Married couples where one or both spouses are considering bankruptcy must carefully weigh whether they should file jointly, separately or if only one spouse should file bankruptcy. The amount of community property involved will weigh heavily in which choice is appropriate. Also how that property is being held will factor in the final decision.
Choices and Consequences
If only one spouse files bankruptcy, the non-filing spouse could become vulnerable to facing collection actions on his/her share of the debts. For example, if the married couple incurred $20,000 of debt during their marriage and before bankruptcy and only one spouse received a bankruptcy discharge, the non-filing spouse might be liable for half of that amount ($10,000). However, if all of the debt was incurred by the filing spouse before the marriage, the non-filings spouse might not be held liable. If this is the case, you need to work carefully with a bankruptcy attorney to define and prove who is and who is not liable for the debts.
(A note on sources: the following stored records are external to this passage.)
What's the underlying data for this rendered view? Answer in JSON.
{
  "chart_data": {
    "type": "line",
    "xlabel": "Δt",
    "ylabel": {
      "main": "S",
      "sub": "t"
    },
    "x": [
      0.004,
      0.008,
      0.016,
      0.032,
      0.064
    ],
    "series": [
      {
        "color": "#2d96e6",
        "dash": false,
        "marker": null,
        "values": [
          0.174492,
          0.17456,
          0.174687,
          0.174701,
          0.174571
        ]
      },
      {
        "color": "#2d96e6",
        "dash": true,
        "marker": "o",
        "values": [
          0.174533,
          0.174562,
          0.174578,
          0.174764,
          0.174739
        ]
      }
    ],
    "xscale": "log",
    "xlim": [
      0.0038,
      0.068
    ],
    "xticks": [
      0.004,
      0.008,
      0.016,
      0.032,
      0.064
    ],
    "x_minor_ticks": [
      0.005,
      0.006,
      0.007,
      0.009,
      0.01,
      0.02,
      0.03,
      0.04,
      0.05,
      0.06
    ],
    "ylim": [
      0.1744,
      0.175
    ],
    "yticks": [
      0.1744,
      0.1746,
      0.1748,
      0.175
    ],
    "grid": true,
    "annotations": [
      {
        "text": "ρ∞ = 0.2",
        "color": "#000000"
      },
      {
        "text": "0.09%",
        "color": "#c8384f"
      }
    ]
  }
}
If only one spouse files bankruptcy, 50% of the community property held by the couple and all of the filing spouse’s property owned before marriage may become part of the bankruptcy estate, if it is not exempt. For example, if a couple has a joint cash account with $50,000 in it, the bankruptcy court may seize 50% of that cash to satisfy debts during bankruptcy, if the money is not deemed exempt. It is very important to work closely with your bankruptcy attorney to maximize all bankruptcy exemptions available.